J2EE Doesn't Have to Be a Rip-and-Replace Proposition
- By Stephen Swoyer
There may indeed be situations in which it makes sense to rip out a fully-functioning C or C++ application and replace it with its J2EE equivalent.
Given the option, however, most codejockeys would probably prefer to let sleeping applications lie, especially if the programs in question are based on fairly trouble-free code that mostly does what it's supposed to do.
Fact is, even in instances where there's ostensibly a good business case to be made for ripping-and-replacing existing application assets, a hybrid approach often makes more sense. Of course, selling company management on the wisdom of such an approach can be difficult.
Independent programming consultant Charles Martin offers the example of a major hardware vendor that implemented its entire e-business application stack in the form of C-based CGI applications.
In this case, Martin explains, fork()/exec() was driving up utilization on the company's Sun Starfire servers: Every time an application fielded a new request, it spawned another process. One upshot of this was that the company was buying a new Starfire box every few months.
Of course, the company could standardize on a far less resource-intensive J2EE solution powered by BEA's WebLogic application server, JSPs and Struts. After all, if the C code is well factored and tests well, it should be relatively easy to port to JSPs and Struts, Martin notes. Perhaps company management, mindful of the same thing, has even ordered such a migration.
Of course, if the C code is well factored and tests well, there's nothing necessarily wrong with it, notes independent programming consultant Jeff Grigg, so there's really no reason to eighty-six it in the first place, is there?
Instead of forcing a rewrite to a different language, Grigg suggests, the organization should instead focus on solving the business problem. In Grigg's view, the company could implement a hybrid approach in which Java programs call C and C++ programs via the Java Native Interface (JNI). This could be done by means of a multi-threaded Java servlet, which could call, via JNI, the bulk of the legacy C application code. This solution isn't perfect, Grigg concedes,--there'd have to be some translation between Java native streams and the particular streams the existing C code is using--but should work well enough.
"[It] saves lots of time and money. [It] can be done more quickly [and] is lower risk," he says. "[It] enables the business to put the remaining investment--that would be wasted by the rewrite--into additional valuable functionality."
Of course, selling such an approach can be difficult, particularly if there's a mandate from management to do it their way.

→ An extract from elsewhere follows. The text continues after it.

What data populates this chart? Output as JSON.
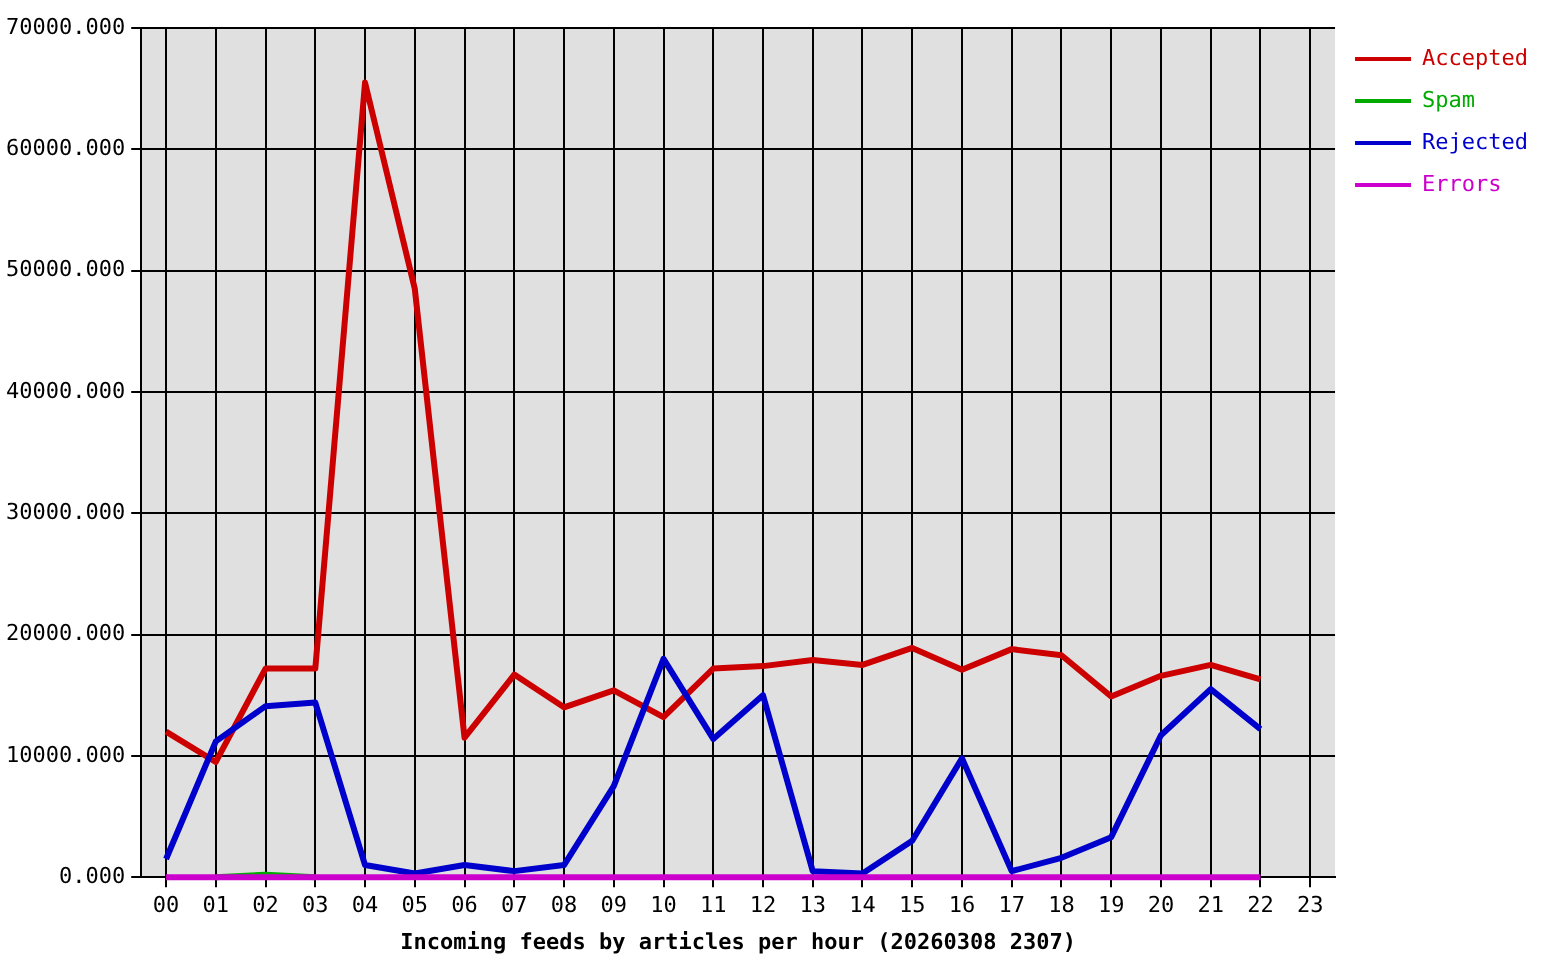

But Grigg, like many accomplished coders, says that a little psychology can go a long way.
"My general approach, in the real world, is that if they ask for big-unnecessary-thing, X, when they really need j, I offer them j followed by X," he says. "Generally, once their business problem is solved by j, it's pretty easy to get them to give up on X; there's no longer any business justification for it."
Consider the case at hand, says Grigg. "The command from on high was to convert to JSPs and Struts. That's in my proposal. In practice, no one will seriously consider your proposal unless it covers all the 'hot buttons' dictated from on high," he explains, noting that the programming team can promise to deliver the requested architectural change "in a later release."
"In practice, we may never get to that release," he points out. "And by the time we would, the powers on high will probably be distracted by something else, and won't care much, one way or the other."
As for the business case for standardizing on WebLogic and J2EE, which could include a mandate to standardize on a single architecture, or a single programming core competency, Grigg says he isn't quite convinced. "If you want to make a big investment in rewriting the code so that you can fire your staff and hire a different staff, well that's a business decision," he says. "I'd like to see the ROI claims on that. It seems like a waste of time and money to me."